La Kabylie célèbre le Printemps berbère et le Printemps noir. Vous, qui êtes artiste, comment avez-vous vécu ces deux épisodes ?

D’un zoom arrière, je visite hier pour me relire dans mes souvenirs. Je me souviens de ce 20 Avril 1980. Après l’annulation de la conférence de Mouloud Mammeri, les gens mécontents sortaient dans la rue dire leur colère. Très rapidement la ville de Tizi-Ouzou s’animait. Des groupes se formaient et chacun vaquait pour le mieux.

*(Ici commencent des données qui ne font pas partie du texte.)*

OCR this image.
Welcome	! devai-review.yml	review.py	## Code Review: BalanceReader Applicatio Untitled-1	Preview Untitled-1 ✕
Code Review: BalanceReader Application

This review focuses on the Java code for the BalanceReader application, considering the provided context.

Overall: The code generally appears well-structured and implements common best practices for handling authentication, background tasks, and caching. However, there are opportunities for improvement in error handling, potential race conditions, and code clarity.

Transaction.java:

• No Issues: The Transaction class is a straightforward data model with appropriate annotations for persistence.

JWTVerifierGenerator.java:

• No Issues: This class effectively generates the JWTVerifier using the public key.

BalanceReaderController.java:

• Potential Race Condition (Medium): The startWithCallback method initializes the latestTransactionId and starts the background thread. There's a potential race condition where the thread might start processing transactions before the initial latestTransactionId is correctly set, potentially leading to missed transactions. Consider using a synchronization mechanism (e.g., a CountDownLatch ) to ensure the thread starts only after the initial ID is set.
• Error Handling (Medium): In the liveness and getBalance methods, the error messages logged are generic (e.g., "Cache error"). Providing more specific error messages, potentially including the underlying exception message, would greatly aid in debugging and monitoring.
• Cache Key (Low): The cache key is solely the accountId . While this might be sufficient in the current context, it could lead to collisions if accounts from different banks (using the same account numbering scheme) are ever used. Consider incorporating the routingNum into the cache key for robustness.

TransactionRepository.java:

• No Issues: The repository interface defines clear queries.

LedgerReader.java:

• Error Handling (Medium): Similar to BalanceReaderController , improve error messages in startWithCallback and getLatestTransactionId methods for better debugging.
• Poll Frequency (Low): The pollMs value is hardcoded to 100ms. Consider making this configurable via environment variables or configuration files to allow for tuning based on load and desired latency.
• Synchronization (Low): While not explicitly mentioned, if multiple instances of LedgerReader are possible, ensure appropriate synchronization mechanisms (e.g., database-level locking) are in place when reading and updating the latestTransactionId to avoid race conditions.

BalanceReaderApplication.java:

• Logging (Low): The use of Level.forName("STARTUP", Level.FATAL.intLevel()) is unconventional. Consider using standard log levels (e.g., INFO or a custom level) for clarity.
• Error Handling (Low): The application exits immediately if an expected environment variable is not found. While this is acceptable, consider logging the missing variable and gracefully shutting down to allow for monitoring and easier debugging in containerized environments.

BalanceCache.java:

De nombreux rassemblements se produisaient. J’y étais. J’avais pris part à l’organisation des manifestations, intégrant dans un premier temps le comité de vigilance de l’université et quelques jours après celui de l’hôpital de Tizi-Ouzou où j’exerçais comme infirmière. Les bottes des militaires claquaient. Ils venaient déranger le calme habituel de la ville, cherchant à disperser les foules par l’usage de bombes lacrymogènes et de canons à eau bouillante. Je me souviens de ce 20 avril 1980. J’avais participé à la genèse et à la réalisation de la grève des hôpitaux de Tizi-Ouzou et d’Azazga. J’activais pour convaincre les hospitaliers de l’intérêt de cette grève pour dénoncer l’injustice subie par le peuple. Je me souviens de ce 20 avril 1980. Après plusieurs jours de manifestations, de grèves, de revendications, pour éviter l’essoufflement du mouvement, j’encourageais tout le monde à poursuivre nos actions et à montrer aux gouvernants de ce pays notre détermination.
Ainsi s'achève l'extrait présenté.